What Hyundai is doing with the Grandeur is what premium automakers do when they have genuine tech to deploy: they launch it on the most credible platform available to establish perception, then scale it across the portfolio. Apple didn't put Face ID in the iPhone SE first. Hyundai isn't putting AAOS in the Venue first. The Grandeur earns that introduction the right way — through 40 years of flagship authority.
"Pleos and Gleo didn't debut on the Grandeur by accident. Hyundai needed the most credible stage possible. This was always the plan."
— NYMAMMOTH STRATEGIC ANALYSISThe risk, as always with software-defined vehicles, is execution.

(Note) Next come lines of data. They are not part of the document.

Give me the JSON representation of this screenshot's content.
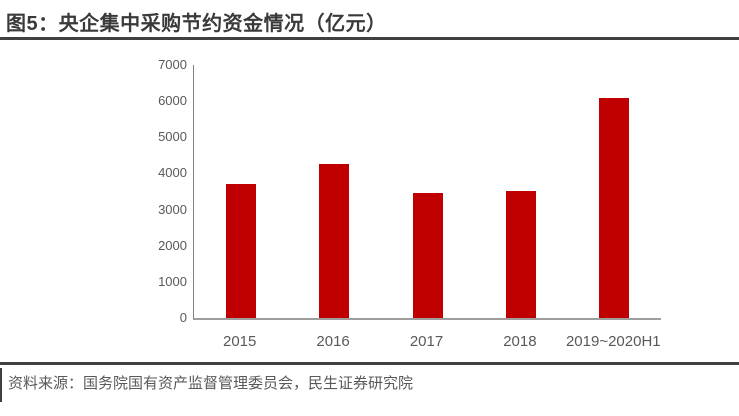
{
  "page": {
    "title": "图5：央企集中采购节约资金情况（亿元）",
    "source": "资料来源：国务院国有资产监督管理委员会，民生证券研究院"
  },
  "colors": {
    "bar": "#c00000",
    "title_text": "#3a3a3a",
    "divider": "#404040",
    "axis_line": "#808080",
    "axis_label": "#595959",
    "source_text": "#595959"
  },
  "chart_data": {
    "type": "bar",
    "title": "央企集中采购节约资金情况",
    "unit": "亿元",
    "categories": [
      "2015",
      "2016",
      "2017",
      "2018",
      "2019~2020H1"
    ],
    "values": [
      3700,
      4270,
      3450,
      3500,
      6080
    ],
    "ylim": [
      0,
      7000
    ],
    "yticks": [
      0,
      1000,
      2000,
      3000,
      4000,
      5000,
      6000,
      7000
    ],
    "grid": false,
    "legend": false,
    "bar_color": "#c00000"
  }
}
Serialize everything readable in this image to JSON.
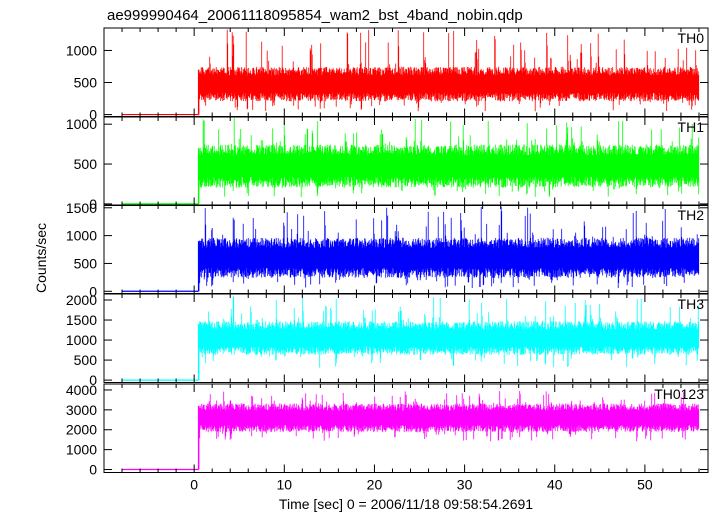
{
  "chart_data": {
    "type": "line",
    "title": "ae999990464_20061118095854_wam2_bst_4band_nobin.qdp",
    "xlabel": "Time [sec] 0 = 2006/11/18 09:58:54.2691",
    "ylabel": "Counts/sec",
    "xlim": [
      -10,
      57
    ],
    "xticks": [
      0,
      10,
      20,
      30,
      40,
      50
    ],
    "xtick_labels": [
      "0",
      "10",
      "20",
      "30",
      "40",
      "50"
    ],
    "grid": false,
    "legend": "none",
    "panels": [
      {
        "name": "TH0",
        "color": "#ff0000",
        "ylim": [
          -30,
          1350
        ],
        "yticks": [
          0,
          500,
          1000
        ],
        "ytick_labels": [
          "0",
          "500",
          "1000"
        ],
        "pre_trigger": {
          "x": [
            -8,
            0.5
          ],
          "level": 0
        },
        "post_trigger": {
          "x": [
            0.5,
            56
          ],
          "low": 50,
          "typical_low": 250,
          "typical_high": 700,
          "high": 1330
        }
      },
      {
        "name": "TH1",
        "color": "#00ff00",
        "ylim": [
          -20,
          1090
        ],
        "yticks": [
          0,
          500,
          1000
        ],
        "ytick_labels": [
          "0",
          "500",
          "1000"
        ],
        "pre_trigger": {
          "x": [
            -8,
            0.5
          ],
          "level": 0
        },
        "post_trigger": {
          "x": [
            0.5,
            56
          ],
          "low": 80,
          "typical_low": 250,
          "typical_high": 700,
          "high": 1080
        }
      },
      {
        "name": "TH2",
        "color": "#0000ff",
        "ylim": [
          -40,
          1550
        ],
        "yticks": [
          0,
          500,
          1000,
          1500
        ],
        "ytick_labels": [
          "0",
          "500",
          "1000",
          "1500"
        ],
        "pre_trigger": {
          "x": [
            -8,
            0.5
          ],
          "level": 0
        },
        "post_trigger": {
          "x": [
            0.5,
            56
          ],
          "low": 50,
          "typical_low": 300,
          "typical_high": 900,
          "high": 1520
        }
      },
      {
        "name": "TH3",
        "color": "#00ffff",
        "ylim": [
          -60,
          2150
        ],
        "yticks": [
          0,
          500,
          1000,
          1500,
          2000
        ],
        "ytick_labels": [
          "0",
          "500",
          "1000",
          "1500",
          "2000"
        ],
        "pre_trigger": {
          "x": [
            -8,
            0.5
          ],
          "level": 0
        },
        "post_trigger": {
          "x": [
            0.5,
            56
          ],
          "low": 300,
          "typical_low": 700,
          "typical_high": 1400,
          "high": 2100
        }
      },
      {
        "name": "TH0123",
        "color": "#ff00ff",
        "ylim": [
          -150,
          4300
        ],
        "yticks": [
          0,
          1000,
          2000,
          3000,
          4000
        ],
        "ytick_labels": [
          "0",
          "1000",
          "2000",
          "3000",
          "4000"
        ],
        "pre_trigger": {
          "x": [
            -8,
            0.5
          ],
          "level": 0
        },
        "post_trigger": {
          "x": [
            0.5,
            56
          ],
          "low": 1400,
          "typical_low": 2000,
          "typical_high": 3200,
          "high": 3950
        }
      }
    ]
  }
}
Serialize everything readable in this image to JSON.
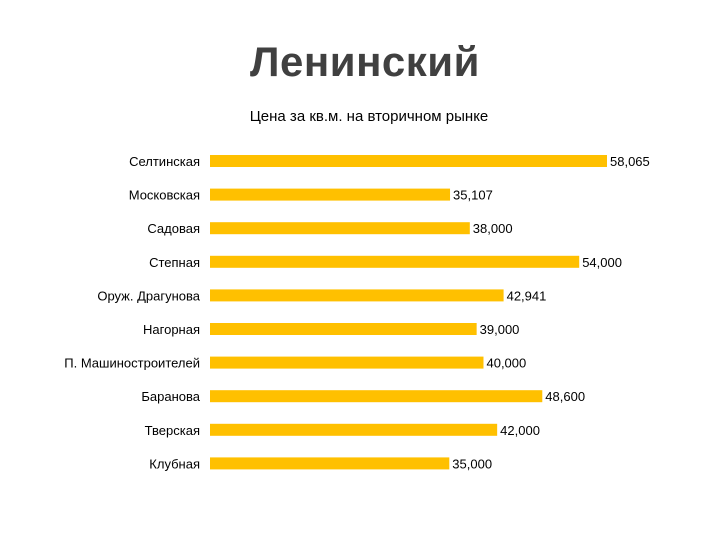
{
  "slide": {
    "title": "Ленинский"
  },
  "chart_data": {
    "type": "bar",
    "orientation": "horizontal",
    "title": "Цена за кв.м. на вторичном рынке",
    "xlabel": "",
    "ylabel": "",
    "categories": [
      "Селтинская",
      "Московская",
      "Садовая",
      "Степная",
      "Оруж. Драгунова",
      "Нагорная",
      "П. Машиностроителей",
      "Баранова",
      "Тверская",
      "Клубная"
    ],
    "values": [
      58065,
      35107,
      38000,
      54000,
      42941,
      39000,
      40000,
      48600,
      42000,
      35000
    ],
    "value_labels": [
      "58,065",
      "35,107",
      "38,000",
      "54,000",
      "42,941",
      "39,000",
      "40,000",
      "48,600",
      "42,000",
      "35,000"
    ],
    "xlim": [
      0,
      58065
    ],
    "grid": false,
    "legend": "none",
    "bar_color": "#FFC000",
    "text_color": "#000000",
    "title_color": "#404040"
  }
}
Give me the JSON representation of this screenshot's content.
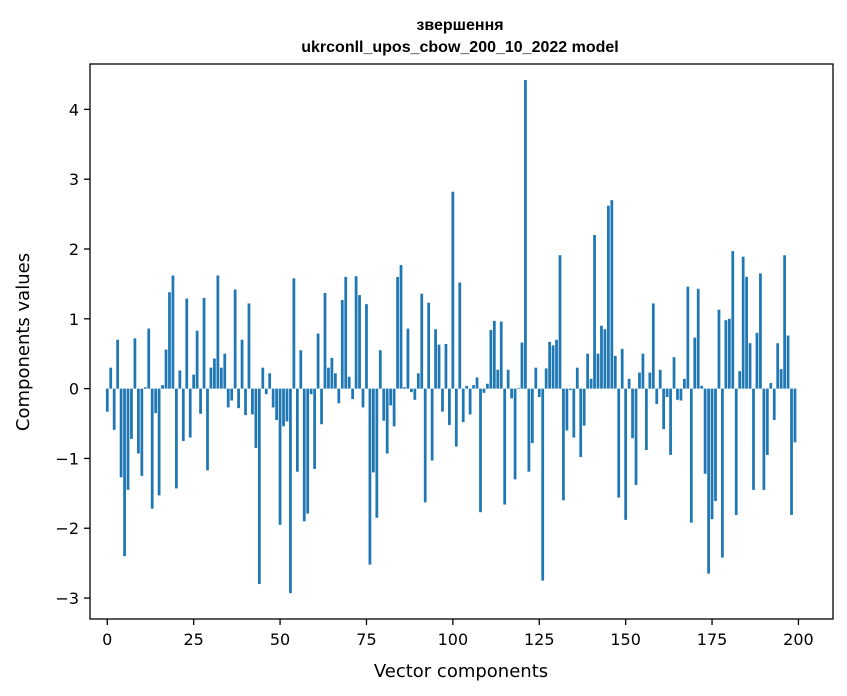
{
  "chart_data": {
    "type": "bar",
    "title": "звершення",
    "subtitle": "ukrconll_upos_cbow_200_10_2022 model",
    "xlabel": "Vector components",
    "ylabel": "Components values",
    "xlim": [
      -5,
      210
    ],
    "ylim": [
      -3.3,
      4.65
    ],
    "xticks": [
      0,
      25,
      50,
      75,
      100,
      125,
      150,
      175,
      200
    ],
    "yticks": [
      -3,
      -2,
      -1,
      0,
      1,
      2,
      3,
      4
    ],
    "bar_color": "#1f77b4",
    "x": [
      0,
      1,
      2,
      3,
      4,
      5,
      6,
      7,
      8,
      9,
      10,
      11,
      12,
      13,
      14,
      15,
      16,
      17,
      18,
      19,
      20,
      21,
      22,
      23,
      24,
      25,
      26,
      27,
      28,
      29,
      30,
      31,
      32,
      33,
      34,
      35,
      36,
      37,
      38,
      39,
      40,
      41,
      42,
      43,
      44,
      45,
      46,
      47,
      48,
      49,
      50,
      51,
      52,
      53,
      54,
      55,
      56,
      57,
      58,
      59,
      60,
      61,
      62,
      63,
      64,
      65,
      66,
      67,
      68,
      69,
      70,
      71,
      72,
      73,
      74,
      75,
      76,
      77,
      78,
      79,
      80,
      81,
      82,
      83,
      84,
      85,
      86,
      87,
      88,
      89,
      90,
      91,
      92,
      93,
      94,
      95,
      96,
      97,
      98,
      99,
      100,
      101,
      102,
      103,
      104,
      105,
      106,
      107,
      108,
      109,
      110,
      111,
      112,
      113,
      114,
      115,
      116,
      117,
      118,
      119,
      120,
      121,
      122,
      123,
      124,
      125,
      126,
      127,
      128,
      129,
      130,
      131,
      132,
      133,
      134,
      135,
      136,
      137,
      138,
      139,
      140,
      141,
      142,
      143,
      144,
      145,
      146,
      147,
      148,
      149,
      150,
      151,
      152,
      153,
      154,
      155,
      156,
      157,
      158,
      159,
      160,
      161,
      162,
      163,
      164,
      165,
      166,
      167,
      168,
      169,
      170,
      171,
      172,
      173,
      174,
      175,
      176,
      177,
      178,
      179,
      180,
      181,
      182,
      183,
      184,
      185,
      186,
      187,
      188,
      189,
      190,
      191,
      192,
      193,
      194,
      195,
      196,
      197,
      198,
      199
    ],
    "values": [
      -0.33,
      0.3,
      -0.59,
      0.7,
      -1.27,
      -2.4,
      -1.45,
      -0.72,
      0.72,
      -0.93,
      -1.25,
      0.02,
      0.86,
      -1.72,
      -0.35,
      -1.53,
      0.05,
      0.56,
      1.38,
      1.62,
      -1.43,
      0.26,
      -0.75,
      1.29,
      -0.7,
      0.2,
      0.83,
      -0.36,
      1.3,
      -1.17,
      0.3,
      0.43,
      1.62,
      0.3,
      0.5,
      -0.27,
      -0.17,
      1.42,
      -0.28,
      0.7,
      -0.38,
      1.22,
      -0.37,
      -0.85,
      -2.8,
      0.3,
      -0.08,
      0.22,
      -0.27,
      -0.45,
      -1.95,
      -0.54,
      -0.47,
      -2.93,
      1.58,
      -1.19,
      0.55,
      -1.9,
      -1.79,
      -0.08,
      -1.15,
      0.79,
      -0.51,
      1.37,
      0.3,
      0.44,
      0.22,
      -0.21,
      1.27,
      1.6,
      0.17,
      -0.15,
      1.61,
      1.34,
      -0.27,
      1.21,
      -2.52,
      -1.2,
      -1.85,
      0.55,
      -0.46,
      -0.93,
      -0.24,
      -0.54,
      1.6,
      1.77,
      0.02,
      0.86,
      -0.05,
      -0.16,
      0.22,
      1.36,
      -1.63,
      1.23,
      -1.03,
      0.85,
      0.63,
      -0.33,
      0.64,
      -0.52,
      2.82,
      -0.83,
      1.52,
      -0.48,
      0.04,
      -0.37,
      0.05,
      0.16,
      -1.77,
      -0.06,
      0.07,
      0.84,
      0.97,
      0.27,
      0.96,
      -1.66,
      0.27,
      -0.14,
      -1.3,
      0.01,
      0.66,
      4.42,
      -1.19,
      -0.78,
      0.3,
      -0.12,
      -2.75,
      0.29,
      0.67,
      0.62,
      0.7,
      1.91,
      -1.6,
      -0.6,
      -0.02,
      -0.7,
      0.3,
      -0.98,
      -0.53,
      0.5,
      0.14,
      2.2,
      0.5,
      0.9,
      0.85,
      2.62,
      2.7,
      0.47,
      -1.56,
      0.57,
      -1.88,
      0.14,
      -0.71,
      -1.38,
      0.23,
      0.5,
      -0.88,
      0.23,
      1.22,
      -0.22,
      0.27,
      -0.58,
      -0.12,
      -0.95,
      0.45,
      -0.16,
      -0.17,
      0.14,
      1.46,
      -1.92,
      0.73,
      1.43,
      0.04,
      -1.22,
      -2.65,
      -1.87,
      -1.61,
      1.13,
      -2.42,
      0.98,
      1.0,
      1.97,
      -1.81,
      0.25,
      1.89,
      1.6,
      0.65,
      -1.45,
      0.8,
      1.65,
      -1.45,
      -0.95,
      0.08,
      -0.45,
      0.65,
      0.28,
      1.91,
      0.76,
      -1.81,
      -0.77
    ]
  }
}
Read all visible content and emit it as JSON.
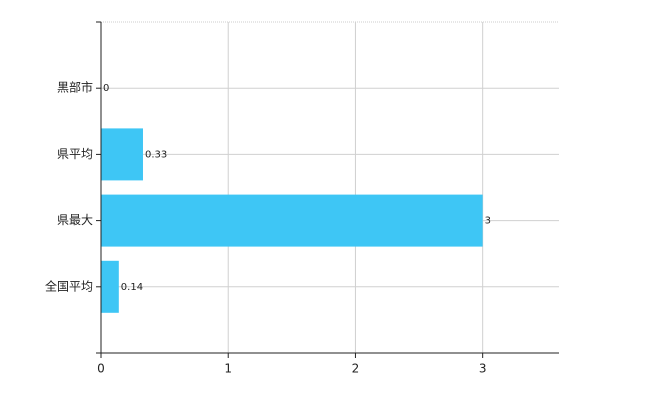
{
  "chart_data": {
    "type": "barh",
    "categories": [
      "黒部市",
      "県平均",
      "県最大",
      "全国平均"
    ],
    "values": [
      0,
      0.33,
      3,
      0.14
    ],
    "color": "#3ec6f5",
    "xlim": [
      0,
      3.6
    ],
    "xticks": [
      0,
      1,
      2,
      3
    ],
    "grid": true
  }
}
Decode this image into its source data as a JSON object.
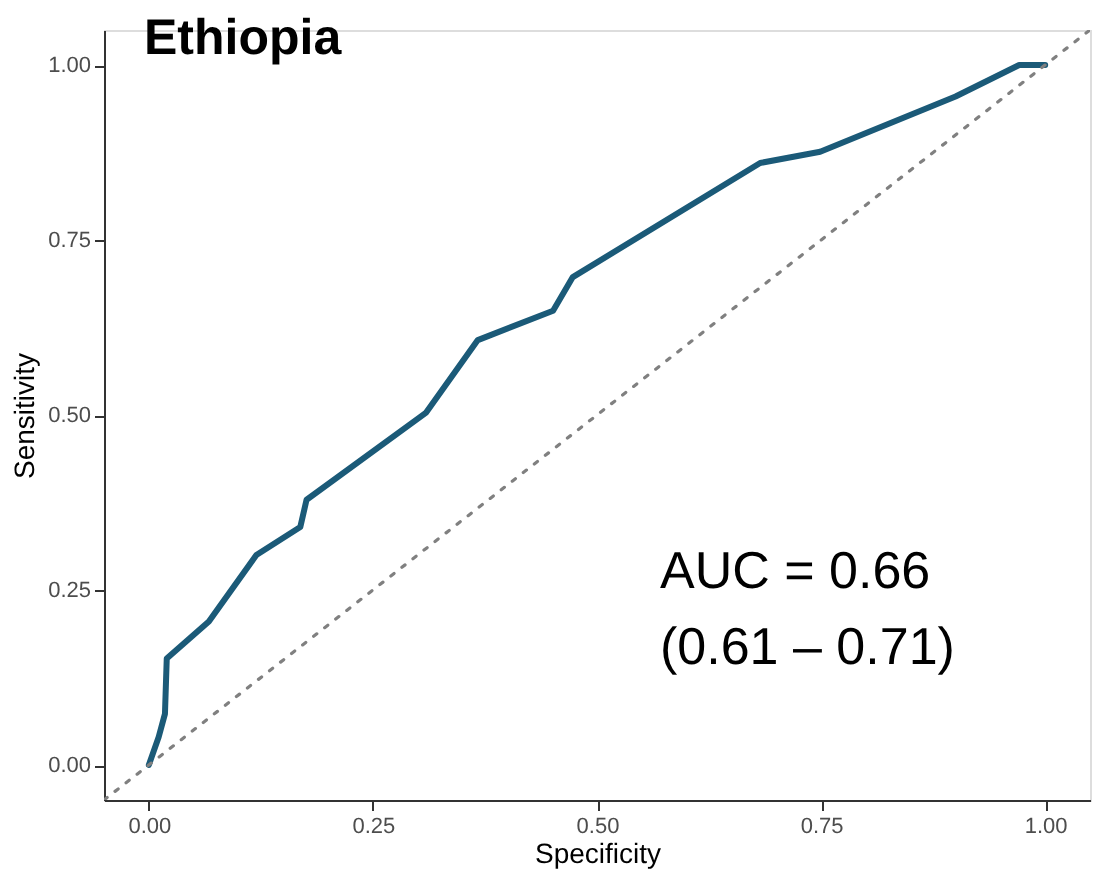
{
  "chart_data": {
    "type": "line",
    "title": "Ethiopia",
    "xlabel": "Specificity",
    "ylabel": "Sensitivity",
    "xlim": [
      -0.05,
      1.05
    ],
    "ylim": [
      -0.05,
      1.05
    ],
    "xticks": [
      {
        "value": 0,
        "label": "0.00"
      },
      {
        "value": 0.25,
        "label": "0.25"
      },
      {
        "value": 0.5,
        "label": "0.50"
      },
      {
        "value": 0.75,
        "label": "0.75"
      },
      {
        "value": 1,
        "label": "1.00"
      }
    ],
    "yticks": [
      {
        "value": 0,
        "label": "0.00"
      },
      {
        "value": 0.25,
        "label": "0.25"
      },
      {
        "value": 0.5,
        "label": "0.50"
      },
      {
        "value": 0.75,
        "label": "0.75"
      },
      {
        "value": 1,
        "label": "1.00"
      }
    ],
    "grid": false,
    "annotations": [
      "AUC = 0.66",
      "(0.61 – 0.71)"
    ],
    "series": [
      {
        "color": "#1b5a78",
        "line_style": "solid",
        "x": [
          0,
          0.011,
          0.018,
          0.02,
          0.067,
          0.12,
          0.169,
          0.176,
          0.309,
          0.367,
          0.451,
          0.473,
          0.682,
          0.749,
          0.9,
          0.971,
          1
        ],
        "values": [
          0,
          0.04,
          0.073,
          0.152,
          0.205,
          0.3,
          0.34,
          0.379,
          0.503,
          0.607,
          0.649,
          0.697,
          0.86,
          0.876,
          0.955,
          1,
          1
        ]
      },
      {
        "color": "#808080",
        "line_style": "dotted",
        "x": [
          -0.05,
          1.05
        ],
        "values": [
          -0.05,
          1.05
        ]
      }
    ]
  }
}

AAOS integrations have been rocky at launch for other brands — update cycles that break features, voice recognition that struggles with regional language nuances, UI latency that undermines the premium feel. Hyundai's partnership with 42dot — which has deep software engineering resources — is reassuring. But the Grandeur buyer won't forgive a stuttering AI assistant or a 17-inch screen that needs a reboot. The stakes for flawless execution are proportionally high to the badge.
That's the only real question mark heading into real-world deployment. The hardware ambition is unambiguous. The design execution is solid. The pricing is calibrated. The legacy is undeniable. Now Gleo has to actually work.
We'll be watching the first owner reports closely. When Gleo talks, we'll be listening.